Fluorescent bulbs have been made available in Edison and Bayonet fittings, which make them simple to take the place of incandescent bulbs. The only problem with fittings like this is that if the user of the bulb seeks a short term solution when the bulb goes, the user could go back to using incandescent bulbs. To prevent this from happening, building regulations now include a requirement for dedicated fittings.
Dedicated fluorescents are available in 2 pin, 3 pin, 4 pin bulbs.
These bulbs only fit the bulb holders they were designed to fit. So if the bulbs are to blow, they can only be directly replaced by the same bulb. This ensures that the user conforms to the energy saving regulations. These bulbs are easily available from any electrical retailer or wholesaler, making them easy for the user to replace.
When it comes to dedicated LEDs there is a problem. At the minute, dedicated LEDs only really exist as an entire fitting. Once the emitter fails, the whole fitting must be replaced.
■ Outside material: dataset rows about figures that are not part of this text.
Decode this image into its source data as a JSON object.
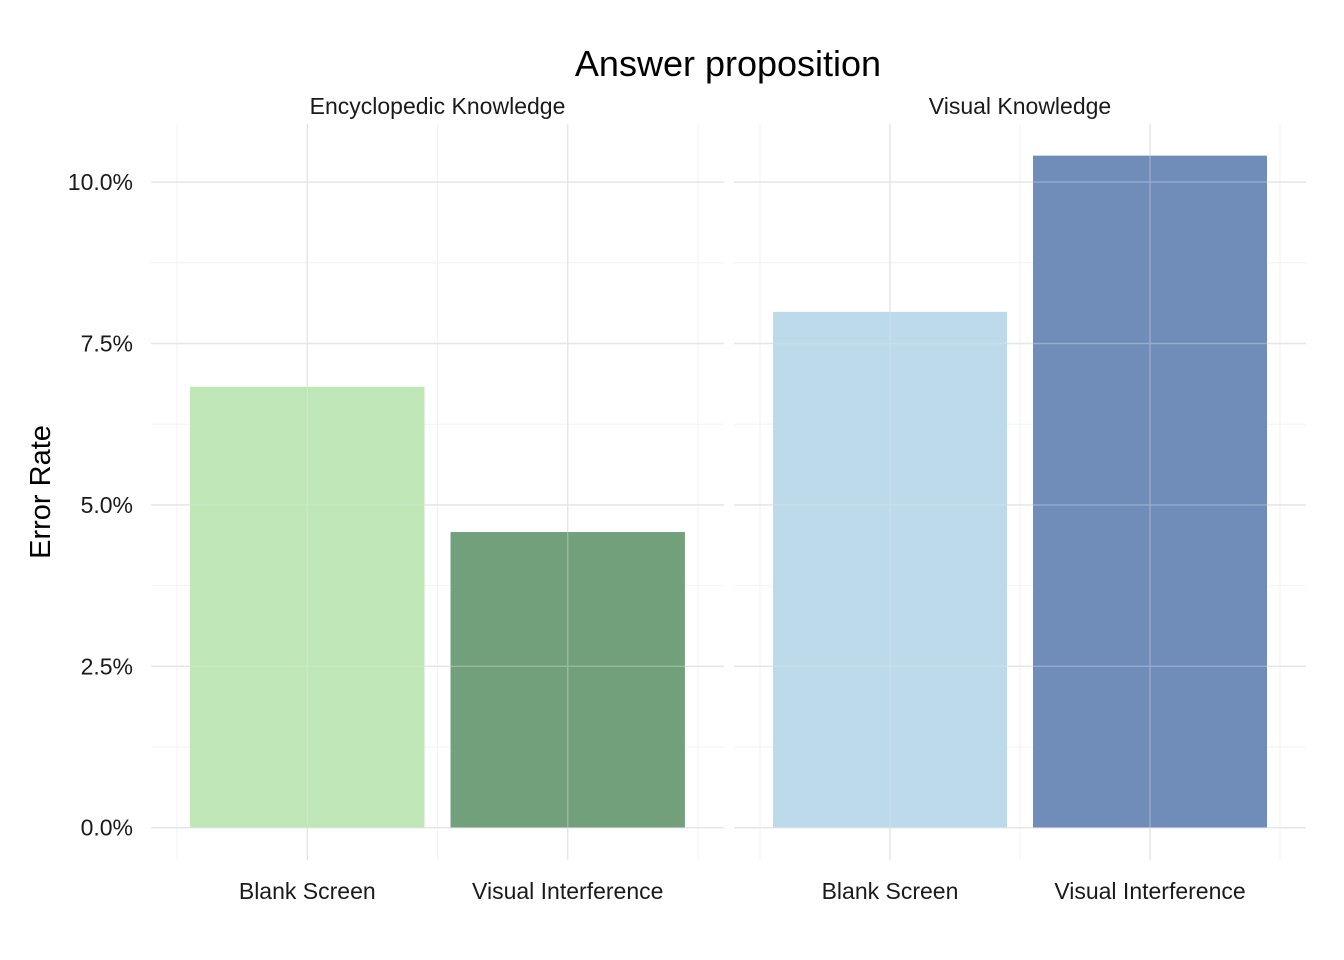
{
  "chart_data": {
    "type": "bar",
    "title": "Answer proposition",
    "ylabel": "Error Rate",
    "xlabel": "",
    "ylim": [
      -0.5,
      10.9
    ],
    "y_ticks": [
      0.0,
      2.5,
      5.0,
      7.5,
      10.0
    ],
    "y_tick_labels": [
      "0.0%",
      "2.5%",
      "5.0%",
      "7.5%",
      "10.0%"
    ],
    "grid": true,
    "legend": "none",
    "categories": [
      "Blank Screen",
      "Visual Interference"
    ],
    "panels": [
      {
        "name": "Encyclopedic Knowledge",
        "values": [
          6.83,
          4.58
        ],
        "colors": [
          "#bee5b5",
          "#6f9e78"
        ]
      },
      {
        "name": "Visual Knowledge",
        "values": [
          7.99,
          10.41
        ],
        "colors": [
          "#bcd9ea",
          "#6d8ab8"
        ]
      }
    ]
  }
}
This is not only un-environmentally friendly (see previous article Is it really that eco friendly?), but it is also a problem for the user as they have to pay for an entire new fitting. Taking into consideration the long life time of an LED, and also how relatively new the technology is, there is a chance that the fitting may not even be available anymore, and also that the technology will have advanced so much that a better product has replaced it.
What needs to be developed is a dedicated LED bulb, for non-IP rated fittings, which has a universal, unique fitting which can be used by all companies in their fittings. Once LED technology is completely conquered, hopefully, this will be available and so improve the user based qualities of LED even more.